By using more cotton wool and striving for less, Ruttledge got the dentures in place and the mouth to hold shape.

“I had it far better than that several times.”

“I know.”

“The cheeks bulge.”

“They’ll have to do. Can’t you hear?”

“You may not know it but mark my words our work will be well gone over. We will have our critics. We could be the talk of the country yet,” Tom Kelly said.

“I’ll take the blame. You’ll be in Dublin.”

“Whether we like it or not we could be scourged,” Tom Kelly said so anxiously that Ruttledge pressed his shoulder in reassurance.

“You did great. We did our best. We couldn’t keep at it for ever.”

“Maybe it isn’t too bad, then. We could still pass muster,” he replied doubtfully.
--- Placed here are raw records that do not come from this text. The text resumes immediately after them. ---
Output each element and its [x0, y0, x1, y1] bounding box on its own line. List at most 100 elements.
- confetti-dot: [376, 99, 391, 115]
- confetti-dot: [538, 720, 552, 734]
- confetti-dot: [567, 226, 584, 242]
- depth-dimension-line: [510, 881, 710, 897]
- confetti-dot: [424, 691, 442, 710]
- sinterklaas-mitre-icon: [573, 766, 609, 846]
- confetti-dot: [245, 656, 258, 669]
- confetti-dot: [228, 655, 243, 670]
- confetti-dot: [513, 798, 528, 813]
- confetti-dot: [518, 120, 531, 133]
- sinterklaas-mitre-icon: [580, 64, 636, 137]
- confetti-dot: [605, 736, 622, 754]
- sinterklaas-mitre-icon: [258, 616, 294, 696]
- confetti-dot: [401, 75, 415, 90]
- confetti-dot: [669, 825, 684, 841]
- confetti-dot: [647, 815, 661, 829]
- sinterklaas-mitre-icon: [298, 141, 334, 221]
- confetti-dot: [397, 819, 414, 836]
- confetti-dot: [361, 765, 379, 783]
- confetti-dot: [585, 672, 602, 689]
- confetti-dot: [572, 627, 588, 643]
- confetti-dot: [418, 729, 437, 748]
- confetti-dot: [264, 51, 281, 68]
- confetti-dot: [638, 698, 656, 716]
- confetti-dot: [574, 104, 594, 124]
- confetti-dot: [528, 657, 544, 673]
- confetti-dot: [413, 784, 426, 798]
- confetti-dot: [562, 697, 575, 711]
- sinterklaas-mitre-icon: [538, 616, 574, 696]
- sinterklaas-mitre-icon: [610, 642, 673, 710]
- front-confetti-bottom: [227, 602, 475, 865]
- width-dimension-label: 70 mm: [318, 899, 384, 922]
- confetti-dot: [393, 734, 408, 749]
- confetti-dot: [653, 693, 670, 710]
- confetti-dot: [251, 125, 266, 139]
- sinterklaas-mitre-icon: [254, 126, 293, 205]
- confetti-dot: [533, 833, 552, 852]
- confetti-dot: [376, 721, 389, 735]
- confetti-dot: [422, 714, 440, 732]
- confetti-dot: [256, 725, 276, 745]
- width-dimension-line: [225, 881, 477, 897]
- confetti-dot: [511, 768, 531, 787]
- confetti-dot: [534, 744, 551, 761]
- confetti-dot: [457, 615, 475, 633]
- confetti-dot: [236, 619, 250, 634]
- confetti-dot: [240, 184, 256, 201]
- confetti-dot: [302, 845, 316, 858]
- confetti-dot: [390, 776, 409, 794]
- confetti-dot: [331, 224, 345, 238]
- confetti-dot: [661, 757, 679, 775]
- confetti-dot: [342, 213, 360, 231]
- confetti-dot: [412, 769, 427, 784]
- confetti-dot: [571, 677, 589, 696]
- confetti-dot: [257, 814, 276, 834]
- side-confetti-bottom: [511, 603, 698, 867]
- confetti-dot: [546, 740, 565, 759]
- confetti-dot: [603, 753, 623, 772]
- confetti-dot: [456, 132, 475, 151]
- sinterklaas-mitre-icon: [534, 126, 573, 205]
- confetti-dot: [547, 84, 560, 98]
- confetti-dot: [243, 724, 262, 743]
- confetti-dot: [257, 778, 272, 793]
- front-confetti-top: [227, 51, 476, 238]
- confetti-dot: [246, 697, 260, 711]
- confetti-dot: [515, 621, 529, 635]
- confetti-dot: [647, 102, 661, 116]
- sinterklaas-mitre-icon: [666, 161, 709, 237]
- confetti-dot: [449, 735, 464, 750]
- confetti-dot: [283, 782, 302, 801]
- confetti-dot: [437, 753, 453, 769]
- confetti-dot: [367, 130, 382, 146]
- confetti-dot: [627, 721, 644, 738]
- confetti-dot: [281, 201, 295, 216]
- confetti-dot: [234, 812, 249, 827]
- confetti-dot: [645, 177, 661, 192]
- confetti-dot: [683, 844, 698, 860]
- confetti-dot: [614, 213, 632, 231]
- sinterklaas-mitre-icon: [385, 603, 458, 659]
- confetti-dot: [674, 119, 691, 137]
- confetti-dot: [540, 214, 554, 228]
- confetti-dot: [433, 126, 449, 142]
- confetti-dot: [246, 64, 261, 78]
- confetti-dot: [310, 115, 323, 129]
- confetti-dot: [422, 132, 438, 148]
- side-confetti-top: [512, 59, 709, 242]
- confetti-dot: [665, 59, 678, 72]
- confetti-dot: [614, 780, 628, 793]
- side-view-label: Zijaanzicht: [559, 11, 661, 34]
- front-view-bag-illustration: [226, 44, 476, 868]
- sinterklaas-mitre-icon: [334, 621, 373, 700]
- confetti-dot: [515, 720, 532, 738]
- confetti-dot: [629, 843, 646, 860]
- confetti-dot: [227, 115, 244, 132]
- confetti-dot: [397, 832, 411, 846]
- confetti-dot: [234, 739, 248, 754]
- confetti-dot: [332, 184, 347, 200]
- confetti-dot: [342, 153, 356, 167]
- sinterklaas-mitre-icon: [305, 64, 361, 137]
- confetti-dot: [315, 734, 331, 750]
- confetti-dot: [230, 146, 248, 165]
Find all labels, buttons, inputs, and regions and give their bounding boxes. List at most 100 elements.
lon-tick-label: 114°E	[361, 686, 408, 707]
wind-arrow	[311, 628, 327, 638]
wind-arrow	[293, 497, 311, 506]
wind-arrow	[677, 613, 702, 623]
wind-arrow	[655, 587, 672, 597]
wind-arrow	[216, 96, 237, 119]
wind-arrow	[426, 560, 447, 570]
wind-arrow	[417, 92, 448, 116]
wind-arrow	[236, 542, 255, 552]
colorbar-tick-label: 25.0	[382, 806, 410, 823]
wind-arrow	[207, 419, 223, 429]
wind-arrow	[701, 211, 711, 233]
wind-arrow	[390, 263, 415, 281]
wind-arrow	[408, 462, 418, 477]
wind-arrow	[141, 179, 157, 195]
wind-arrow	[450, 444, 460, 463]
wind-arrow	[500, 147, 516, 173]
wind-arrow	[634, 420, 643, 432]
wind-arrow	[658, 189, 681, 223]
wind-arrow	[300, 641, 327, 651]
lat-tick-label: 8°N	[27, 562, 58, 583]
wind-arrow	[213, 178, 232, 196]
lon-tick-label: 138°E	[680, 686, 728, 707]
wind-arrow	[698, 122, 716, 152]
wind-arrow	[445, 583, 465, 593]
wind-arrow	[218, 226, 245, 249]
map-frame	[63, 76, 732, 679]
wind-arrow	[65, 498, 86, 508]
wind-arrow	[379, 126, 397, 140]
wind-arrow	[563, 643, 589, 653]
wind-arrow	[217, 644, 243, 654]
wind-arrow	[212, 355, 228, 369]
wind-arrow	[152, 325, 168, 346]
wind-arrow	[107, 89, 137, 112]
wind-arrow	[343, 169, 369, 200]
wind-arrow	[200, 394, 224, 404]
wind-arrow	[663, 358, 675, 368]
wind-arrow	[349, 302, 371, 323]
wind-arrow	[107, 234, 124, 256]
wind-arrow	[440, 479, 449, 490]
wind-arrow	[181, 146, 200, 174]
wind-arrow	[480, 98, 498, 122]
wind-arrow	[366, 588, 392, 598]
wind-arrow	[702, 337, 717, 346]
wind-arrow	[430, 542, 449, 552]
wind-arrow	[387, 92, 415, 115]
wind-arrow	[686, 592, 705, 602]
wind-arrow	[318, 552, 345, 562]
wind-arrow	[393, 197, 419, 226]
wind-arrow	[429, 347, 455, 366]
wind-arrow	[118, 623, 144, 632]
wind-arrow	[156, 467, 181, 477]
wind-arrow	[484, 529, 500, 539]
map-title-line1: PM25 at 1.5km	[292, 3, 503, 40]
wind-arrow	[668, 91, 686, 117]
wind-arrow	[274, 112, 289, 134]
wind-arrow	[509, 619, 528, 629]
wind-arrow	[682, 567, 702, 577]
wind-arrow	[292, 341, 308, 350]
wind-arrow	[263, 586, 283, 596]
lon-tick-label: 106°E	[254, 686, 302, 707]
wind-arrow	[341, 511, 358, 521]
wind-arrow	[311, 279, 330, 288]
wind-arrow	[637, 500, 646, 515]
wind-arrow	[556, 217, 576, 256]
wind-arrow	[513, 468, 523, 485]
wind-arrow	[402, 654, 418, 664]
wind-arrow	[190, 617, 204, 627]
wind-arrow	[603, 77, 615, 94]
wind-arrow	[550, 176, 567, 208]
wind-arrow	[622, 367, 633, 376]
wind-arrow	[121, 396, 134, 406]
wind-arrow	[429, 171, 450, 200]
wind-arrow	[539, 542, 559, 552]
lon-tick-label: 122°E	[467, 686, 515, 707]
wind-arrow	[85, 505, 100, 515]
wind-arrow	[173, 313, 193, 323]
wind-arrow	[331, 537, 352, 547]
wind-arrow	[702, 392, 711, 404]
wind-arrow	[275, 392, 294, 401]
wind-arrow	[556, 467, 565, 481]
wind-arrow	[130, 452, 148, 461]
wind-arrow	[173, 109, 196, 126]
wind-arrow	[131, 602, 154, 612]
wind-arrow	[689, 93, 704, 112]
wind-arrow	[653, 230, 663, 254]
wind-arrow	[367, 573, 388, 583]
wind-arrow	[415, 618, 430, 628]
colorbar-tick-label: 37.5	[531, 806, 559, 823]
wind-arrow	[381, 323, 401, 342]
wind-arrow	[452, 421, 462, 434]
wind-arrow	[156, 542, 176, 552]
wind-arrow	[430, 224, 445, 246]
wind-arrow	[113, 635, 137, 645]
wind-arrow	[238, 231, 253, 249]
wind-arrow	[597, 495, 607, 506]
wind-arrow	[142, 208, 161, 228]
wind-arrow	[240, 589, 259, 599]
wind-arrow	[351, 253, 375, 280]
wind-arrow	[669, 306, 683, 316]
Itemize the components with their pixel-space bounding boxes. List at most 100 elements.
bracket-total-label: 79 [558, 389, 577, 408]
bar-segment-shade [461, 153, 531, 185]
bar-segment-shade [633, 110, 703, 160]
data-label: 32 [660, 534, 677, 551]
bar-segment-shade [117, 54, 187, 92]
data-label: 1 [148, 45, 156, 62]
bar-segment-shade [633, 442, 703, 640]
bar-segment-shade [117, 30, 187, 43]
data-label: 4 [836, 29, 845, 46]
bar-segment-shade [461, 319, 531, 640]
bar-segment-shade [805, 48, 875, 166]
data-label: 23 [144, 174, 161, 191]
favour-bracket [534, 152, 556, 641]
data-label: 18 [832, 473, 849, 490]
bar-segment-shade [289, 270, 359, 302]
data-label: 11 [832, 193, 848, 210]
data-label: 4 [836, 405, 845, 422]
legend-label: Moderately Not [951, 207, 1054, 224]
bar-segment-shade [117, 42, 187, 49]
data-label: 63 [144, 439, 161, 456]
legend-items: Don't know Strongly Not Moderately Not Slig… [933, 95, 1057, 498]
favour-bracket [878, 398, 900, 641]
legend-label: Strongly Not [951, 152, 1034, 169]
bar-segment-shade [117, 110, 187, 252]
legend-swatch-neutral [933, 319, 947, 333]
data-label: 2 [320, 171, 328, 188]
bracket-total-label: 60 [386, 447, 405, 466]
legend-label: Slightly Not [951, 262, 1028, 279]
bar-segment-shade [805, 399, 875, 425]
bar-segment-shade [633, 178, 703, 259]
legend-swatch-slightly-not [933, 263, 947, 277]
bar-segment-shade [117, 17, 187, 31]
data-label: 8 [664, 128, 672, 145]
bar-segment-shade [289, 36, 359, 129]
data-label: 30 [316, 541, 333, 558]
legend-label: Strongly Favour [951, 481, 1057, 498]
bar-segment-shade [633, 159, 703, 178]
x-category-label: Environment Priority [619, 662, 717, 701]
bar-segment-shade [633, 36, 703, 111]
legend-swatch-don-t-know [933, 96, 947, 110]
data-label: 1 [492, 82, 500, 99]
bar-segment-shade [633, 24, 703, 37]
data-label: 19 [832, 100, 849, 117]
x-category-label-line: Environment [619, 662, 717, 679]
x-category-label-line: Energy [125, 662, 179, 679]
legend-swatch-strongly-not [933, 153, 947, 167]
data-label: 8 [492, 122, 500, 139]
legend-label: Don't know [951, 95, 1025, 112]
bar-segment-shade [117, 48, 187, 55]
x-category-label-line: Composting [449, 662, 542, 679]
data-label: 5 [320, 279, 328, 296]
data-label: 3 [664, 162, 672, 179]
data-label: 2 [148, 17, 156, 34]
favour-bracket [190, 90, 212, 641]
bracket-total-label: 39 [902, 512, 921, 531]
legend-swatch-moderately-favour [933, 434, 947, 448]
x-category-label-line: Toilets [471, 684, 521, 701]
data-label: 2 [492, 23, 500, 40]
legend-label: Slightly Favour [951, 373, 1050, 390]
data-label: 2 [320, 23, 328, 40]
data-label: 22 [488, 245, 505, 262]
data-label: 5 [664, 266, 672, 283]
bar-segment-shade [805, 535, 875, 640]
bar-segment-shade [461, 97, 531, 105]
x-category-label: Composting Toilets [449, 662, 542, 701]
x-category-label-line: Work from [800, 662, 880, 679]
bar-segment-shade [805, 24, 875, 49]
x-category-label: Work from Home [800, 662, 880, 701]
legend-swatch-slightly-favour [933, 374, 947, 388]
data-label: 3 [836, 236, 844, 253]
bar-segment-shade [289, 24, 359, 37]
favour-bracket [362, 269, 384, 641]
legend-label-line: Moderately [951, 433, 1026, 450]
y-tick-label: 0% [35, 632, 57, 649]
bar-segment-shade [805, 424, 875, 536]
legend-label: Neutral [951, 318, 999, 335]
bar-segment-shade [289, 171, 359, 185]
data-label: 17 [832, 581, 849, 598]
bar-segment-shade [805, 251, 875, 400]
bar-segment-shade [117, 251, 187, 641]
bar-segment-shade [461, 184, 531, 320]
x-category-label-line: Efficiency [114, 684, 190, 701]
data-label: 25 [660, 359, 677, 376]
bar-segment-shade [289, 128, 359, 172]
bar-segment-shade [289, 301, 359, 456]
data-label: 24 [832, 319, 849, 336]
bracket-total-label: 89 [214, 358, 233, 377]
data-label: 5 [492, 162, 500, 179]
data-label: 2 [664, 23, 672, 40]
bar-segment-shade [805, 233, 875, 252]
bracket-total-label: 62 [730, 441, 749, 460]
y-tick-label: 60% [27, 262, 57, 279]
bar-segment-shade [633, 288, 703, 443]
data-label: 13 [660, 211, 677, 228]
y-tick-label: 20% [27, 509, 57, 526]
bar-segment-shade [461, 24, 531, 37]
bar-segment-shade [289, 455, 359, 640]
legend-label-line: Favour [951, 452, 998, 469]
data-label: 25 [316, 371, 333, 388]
The clothes and waste were stuffed in a plastic bag and hid in the wardrobe with the flat cardboard box. The door was unlocked, the basin of water removed. Jamesie and Mary came down to the room. They stood in silence for a long time looking at the face.

“He’s beautiful,” Mary said and reached across to touch the pale forehead.

“He’s perfect. Patrick couldn’t have done it a whit better,” Jamesie said emotionally.

“I had no idea he was such a fine figure of a man,” Ruttledge said.

“Stronger than me, stronger than my father, far stronger than me the best day ever I was,” Jamesie said.

A row of chairs was arranged around the walls of the room. A bedside table was draped with a white cloth and two candles were placed in brass candlesticks and lit. A huge vase of flowers was set in the windowsill.

One by one each person came and took their leave and stood or knelt. Old men and women sat on the chairs along the wall. The Rosary was said, a woman leading the prayers, the swelling responses given back as one voice.

Huge platters of sandwiches were handed around, whiskey, beer, stout, sherry, port, lemonade. Tea was poured from the large aluminium kettle. The murmurs of speech grew louder and more confident. At first all the talk was of the dead man but then it wandered to their own interests and cares. Some who smoked dropped their cigarette ends down the necks of empty beer or stout bottles, where they hissed like trapped wasps. People wandered out into the night and the moonlight. Jokes began and laughter.

“If we couldn’t have a laugh or two we might as well go and lie down ourselves.”

Morning was beginning to thin the moonlight on the street when Patrick Ryan appeared in the doorway without warning, and stood there, a silent dark-suited apparition. The white shirt shone, the black tie neatly knotted; he was clean-shaven, the thick silver hair brushed.